Matt McIrvin Feb 10, 2024

@robinadams @gregeganSF @ProfKinyon It's possible that you could train this kind of neural network to do better, but it wouldn't be via the "LLM" route of just letting it loose on a giant corpus of data. You might have to actually teach it, like a human--give it some kind of lived experience.

I am not recommending that anyone try this, mind you. But I don't think there will be a lot of effort put into it by the people who are funding this stuff, anyway, because it makes the whole process labor-intensive and obviously unprofitable. We have enough trouble educating humans.

And maybe that wouldn't even work, because it seems like LLMs only get as good as they are by being exposed to a larger corpus than a human being ever encounters. Which implies to me that they're not inherently as good at learning as we are (probably not a surprise, we have an evolutionary head start of many millions of years).

Show thread

David Feb 10, 2024

That sounds like reinforcement learning with human feedback

Show thread

Amir Livne Bar-on Feb 10, 2024

@mattmcirvin @robinadams @gregeganSF @ProfKinyon
Deepmind trained a similar type of model with only correct proofs in Euclidean geometry in the training data (which they generated randomly), and it became quite good at suggesting auxiliary constructions in geometry
https://www.nature.com/articles/s41586-023-06747-5
This is not entirely relevant as it doesn't do full mathematical reasoning but I think it shows that "all the text in the internet" might not be the best data source for all uses.

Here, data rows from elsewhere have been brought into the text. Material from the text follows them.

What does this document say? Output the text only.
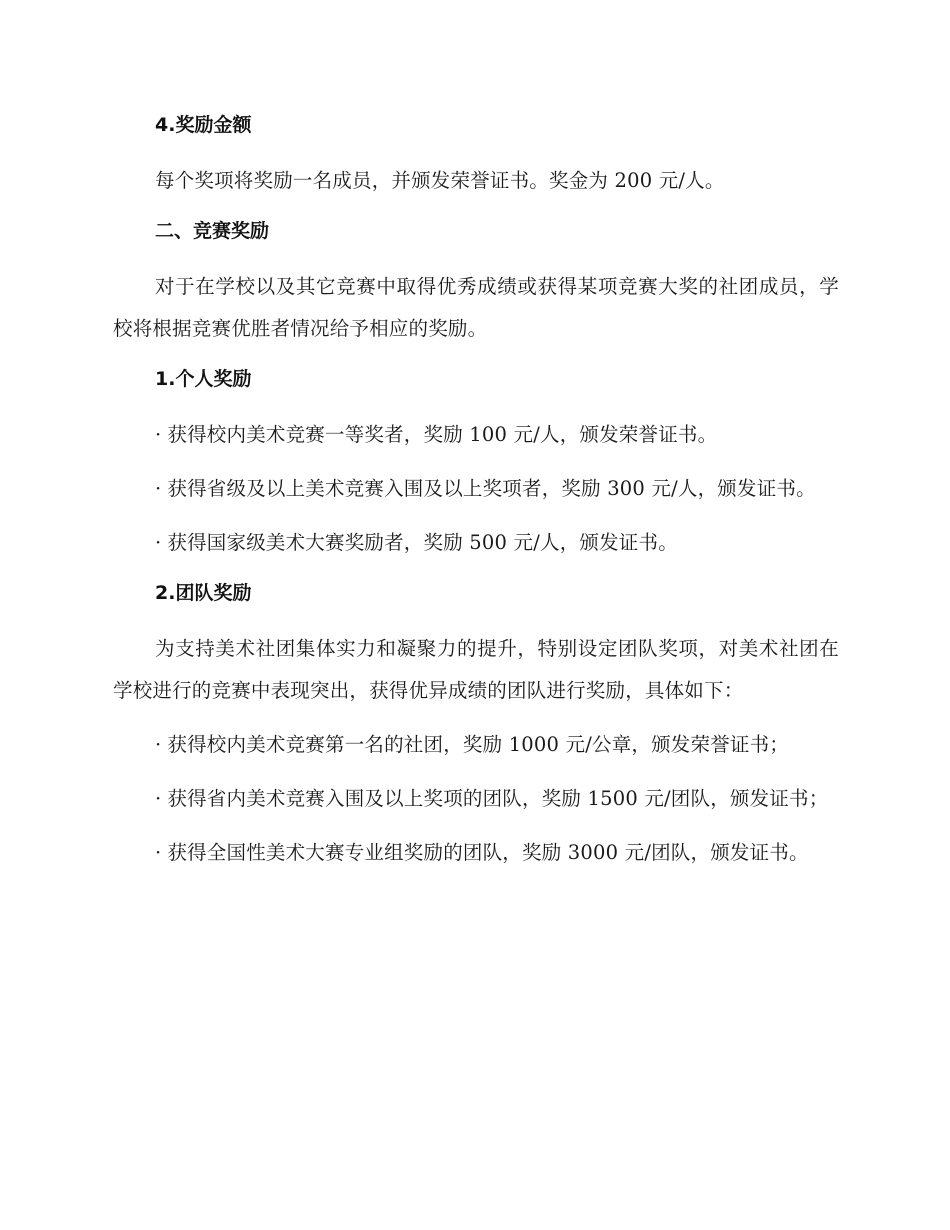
4.奖励金额

每个奖项将奖励一名成员，并颁发荣誉证书。奖金为 200 元/人。

二、竞赛奖励

对于在学校以及其它竞赛中取得优秀成绩或获得某项竞赛大奖的社团成员，学校将根据竞赛优胜者情况给予相应的奖励。

1.个人奖励

· 获得校内美术竞赛一等奖者，奖励 100 元/人，颁发荣誉证书。

· 获得省级及以上美术竞赛入围及以上奖项者，奖励 300 元/人，颁发证书。

· 获得国家级美术大赛奖励者，奖励 500 元/人，颁发证书。

2.团队奖励

为支持美术社团集体实力和凝聚力的提升，特别设定团队奖项，对美术社团在学校进行的竞赛中表现突出，获得优异成绩的团队进行奖励，具体如下：

· 获得校内美术竞赛第一名的社团，奖励 1000 元/公章，颁发荣誉证书；

· 获得省内美术竞赛入围及以上奖项的团队，奖励 1500 元/团队，颁发证书；

· 获得全国性美术大赛专业组奖励的团队，奖励 3000 元/团队，颁发证书。
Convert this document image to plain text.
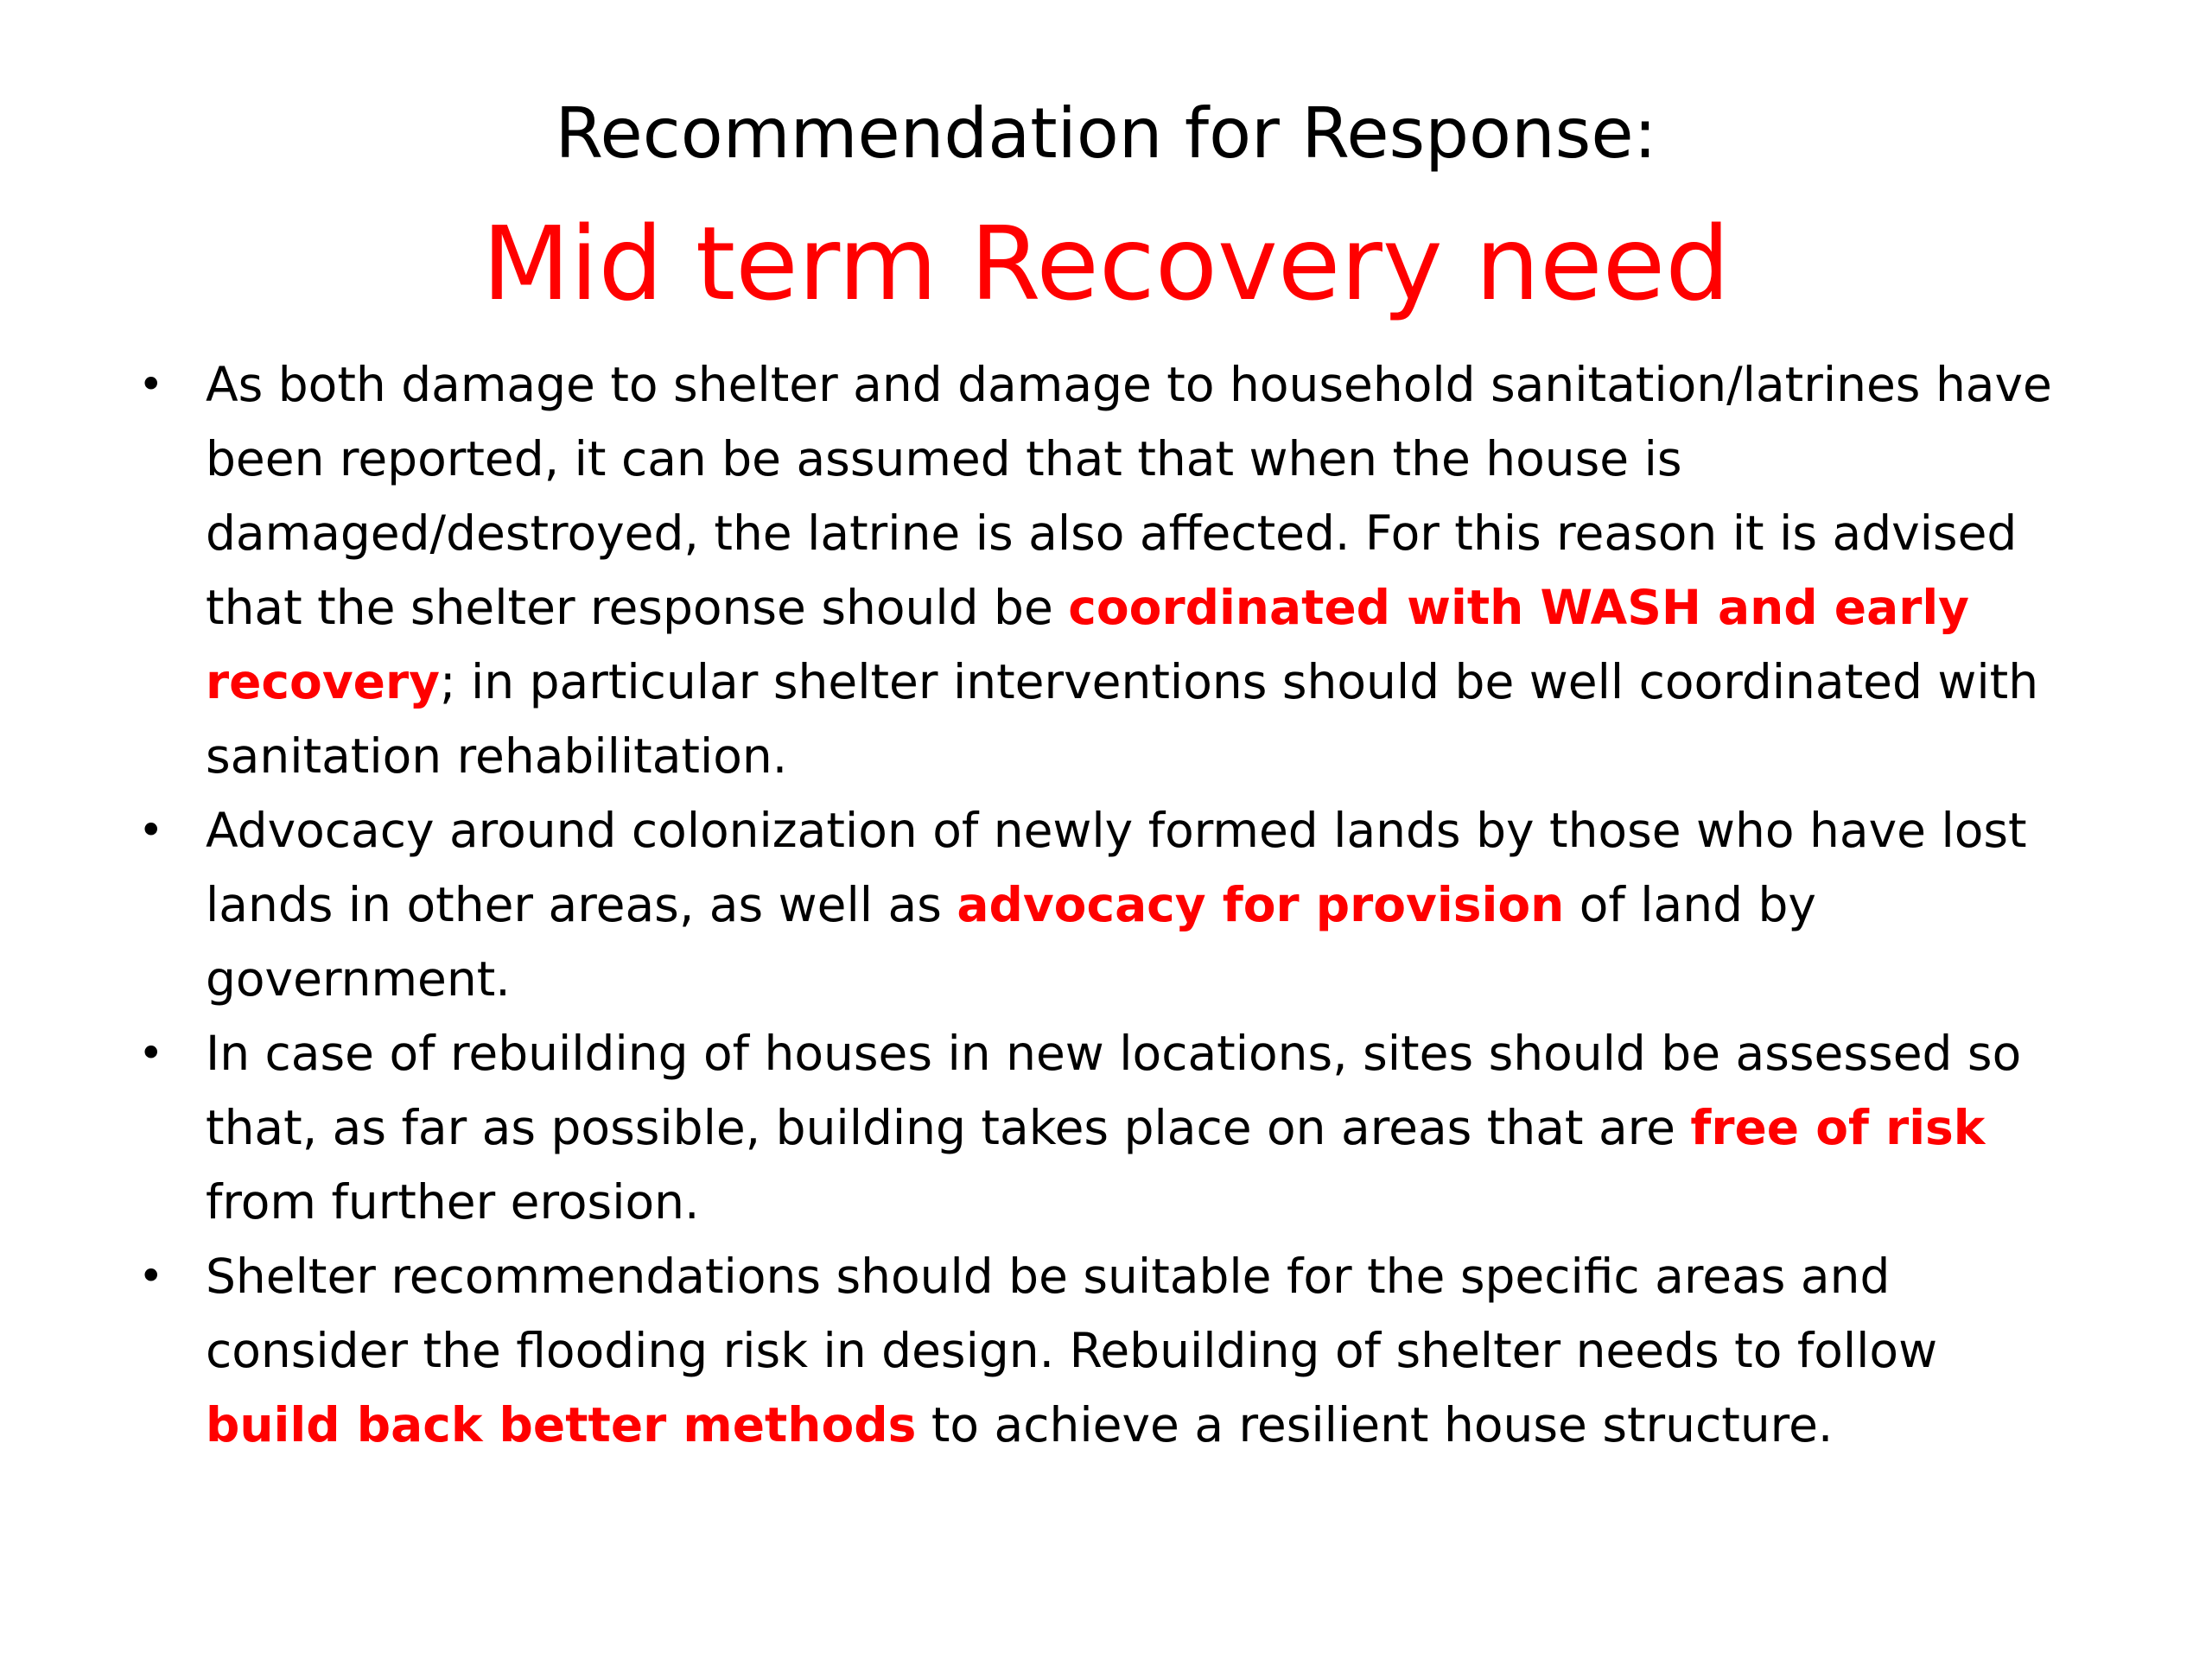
Recommendation for Response:
Mid term Recovery need
• As both damage to shelter and damage to household sanitation/latrines have been reported, it can be assumed that that when the house is damaged/destroyed, the latrine is also affected. For this reason it is advised that the shelter response should be coordinated with WASH and early recovery; in particular shelter interventions should be well coordinated with sanitation rehabilitation.
• Advocacy around colonization of newly formed lands by those who have lost lands in other areas, as well as advocacy for provision of land by government.
• In case of rebuilding of houses in new locations, sites should be assessed so that, as far as possible, building takes place on areas that are free of risk from further erosion.
• Shelter recommendations should be suitable for the specific areas and consider the flooding risk in design. Rebuilding of shelter needs to follow build back better methods to achieve a resilient house structure.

Solving olympiad geometry without human demonstrations - Nature

A new neuro-symbolic theorem prover for Euclidean plane geometry trained from scratch on millions of synthesized theorems and proofs outperforms the previous best method and reaches the performance of an olympiad gold medallist.

Nature

Show thread

Matt McIrvin Feb 10, 2024

@Pashhur @robinadams @gregeganSF @ProfKinyon I do think a lot of the bad phenomena were seeing come from this sort of automatic "throw a ChatGPT at it" approach to LLMs. The existing ones are out there, seem to be able to generate output about anything, and the temptation to just use them instead of training on something specialized is intense.